Yes, it does seem unlikely doesn't it? Windows has been the only reality for several generations of computer users. But is the tide finally beginning to turn?
At the Education Show held in February 2007, the talk was of 'sustainable' computing and how schools could use technology to reduce their 'carbon footprint'. Nobody had any idea of what was to come – a host of Linux-based, ultra-portable, incredibly cheap and very green personal laptops.
Asus's EeePC was the first to arrive in the UK and has been aggressively marketed by RM plc (traditionally a Microsoft supplier). The EeePC sold out within days of its launch. RM's projected sales for the EeePC are 250,000 units in 2008.
At the Education Show this year British supplier Elonex will launch their 'Elonex One' sub-notebook. A Linux-based device that will retail for less than £100.
Eighteen months ago it would be unthinkable to make the prediction that by 2013 Linux would supplant Windows as the operating system of choice for most school children. We're now beginning to think the unthinkable.
What the new notebooks have in common
- The sub-notebooks are small. Typically they have a 7" screen and weigh under a kilo.
- They use 2 watts to 6 watts of power, have no hard disk or CDROM.
- They have 2-8 GB of solid-state storage and all run Linux as their principle operating system.
- Costs ranges from sub-£100 to around £200.
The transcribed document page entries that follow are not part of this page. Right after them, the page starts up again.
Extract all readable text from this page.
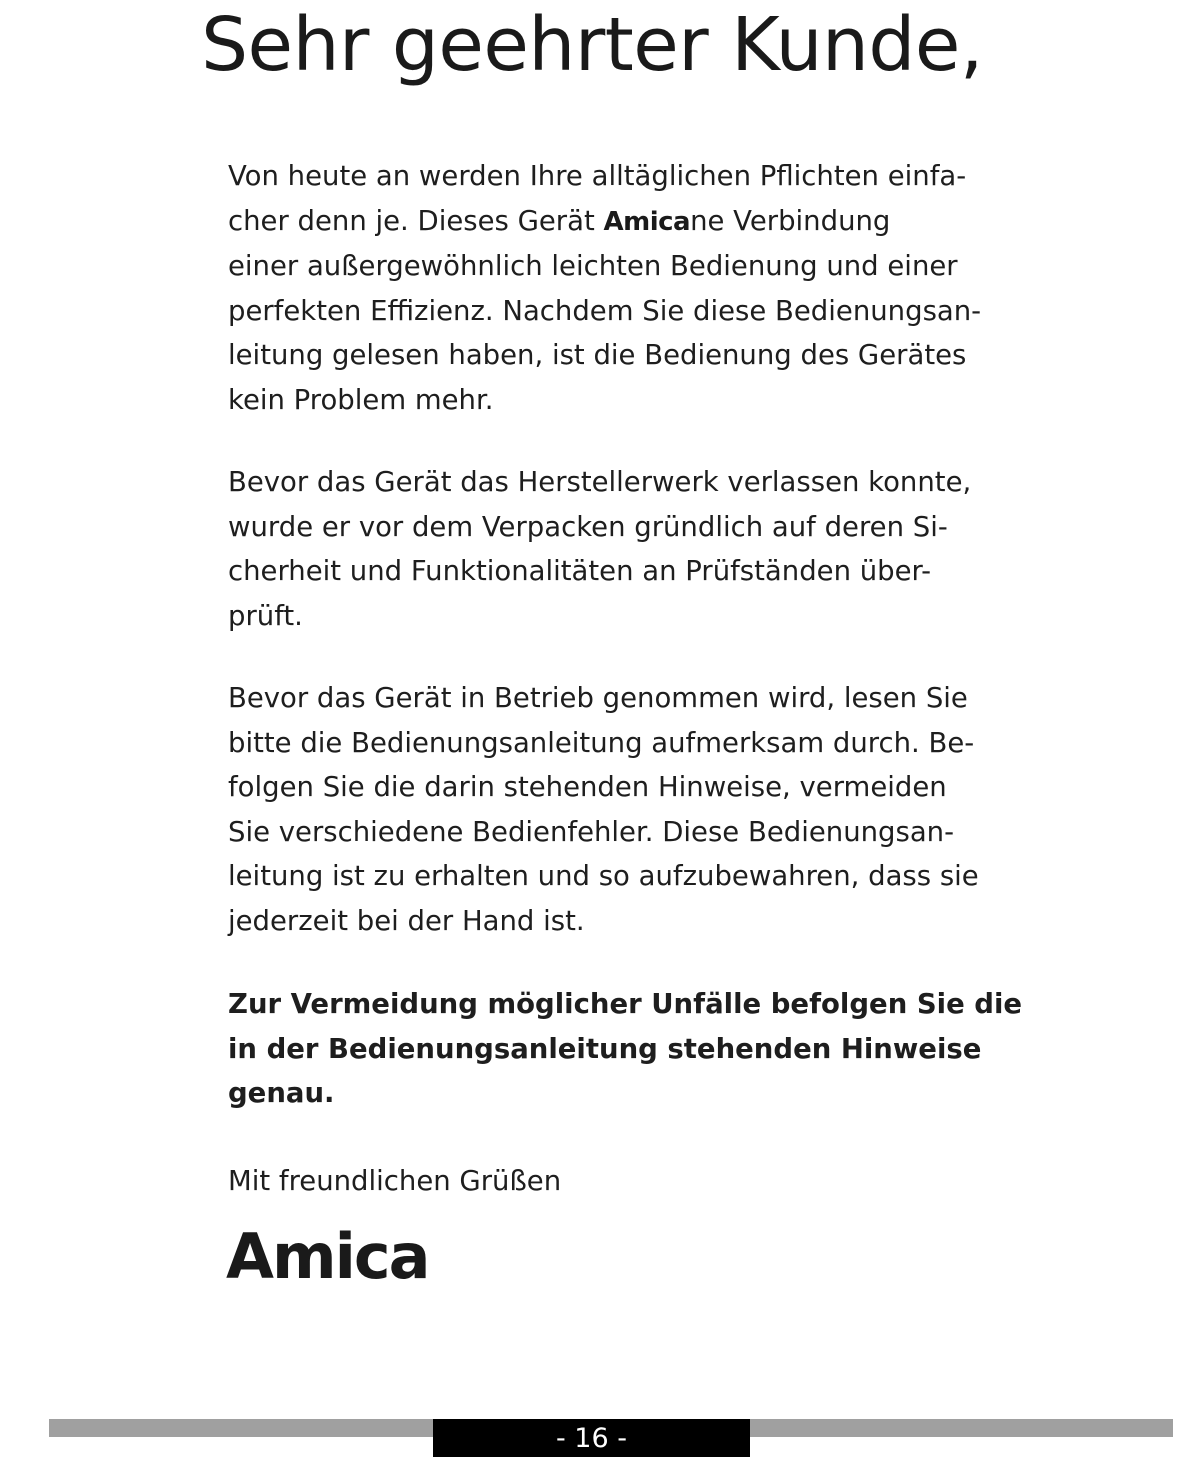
Sehr geehrter Kunde,

Von heute an werden Ihre alltäglichen Pflichten einfa-
cher denn je. Dieses Gerät Amicane Verbindung
einer außergewöhnlich leichten Bedienung und einer
perfekten Effizienz. Nachdem Sie diese Bedienungsan-
leitung gelesen haben, ist die Bedienung des Gerätes
kein Problem mehr.

Bevor das Gerät das Herstellerwerk verlassen konnte,
wurde er vor dem Verpacken gründlich auf deren Si-
cherheit und Funktionalitäten an Prüfständen über-
prüft.

Bevor das Gerät in Betrieb genommen wird, lesen Sie
bitte die Bedienungsanleitung aufmerksam durch. Be-
folgen Sie die darin stehenden Hinweise, vermeiden
Sie verschiedene Bedienfehler. Diese Bedienungsan-
leitung ist zu erhalten und so aufzubewahren, dass sie
jederzeit bei der Hand ist.

Zur Vermeidung möglicher Unfälle befolgen Sie die
in der Bedienungsanleitung stehenden Hinweise
genau.

Mit freundlichen Grüßen

Amica
- 16 -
- They are very robust products aimed squarely at the 'school bag' but most will also work with the keyboards, mice and monitors already at use in schools.
The leading contenders
The One Laptop per Child Project (laptop.org) has the wireless X0-1, is aimed at emerging markets, currently costs less than $200 and runs a version of Red Hat's Fedora Linux.
Intel's Classmate offers two versions of Linux operating systems both using the Red Hat package manager. They also have a Windows XP version.
Asus' EeePC supplied to schools by RM costs less than £170 to educational buyers and uses a Debian-based Linux operating system.
Britains' Elonex's 'Elonex-One' and Canada's InkMedia products have emerged very recently, having detachable keyboards, costing less than £100 and again using a Debian-derived Linux operating systems.
These products are popular because of their size, their cost and the range of software that they come with. The fact that they run Linux and come with free, open source applications is largely unnoticed by the users.
Why Linux and not Windows?
Windows XP Home can run on devices like the EeePc and the Classmate but it is not officially supported by Microsoft and thus obsolete.
Worse still, RM plc is selling their Windows XP Home version of the EeePC to school for 50% more than the Linux version. A £269 notebook will do nothing for school children. Proprietary lock-in tactics so successful in monopolising the desktop, have less effect on a new generation plugged into Web 2.0 and SaaS technologies.
Windows Vista will never be able to run on this new breed of personal computer. Even Becta, the government's quango overseeing the use of ICT by schools, admits Vista is too hungry for power and resources for use by most schools. Microsoft, it appears, simply does not have an operating system ready to fit the new niche. Windows CE is dead and the Pocket PC won't scale up.
Convergence technologies based on Linux are now everywhere - smart phones, set-top boxes, PDAs, satellite navigators, digital photo frames. Any concerns that such devices would be unacceptable to users because they don't run Windows are unfounded. Quite the opposite.
Some go as far as argue that Microsoft has tacitly admitted defeat in as much as they have signed a patent protection agreement with the Linux distributions used by the Classmate (Novell) and the EeePC (Xandros).
Children need access to technology that is affordable, robust and able to bridge the digital divide between rich and poor. This new generation of computers offers just that. Open Source software has made it possible to provide every child with access to the Internet, high quality office software and to a wide range of graphics and music software. As schools adapt to a new reality - one laptop per child – the only viable, supportable, affordable option is low cost, highly portable laptops running Linux not Windows.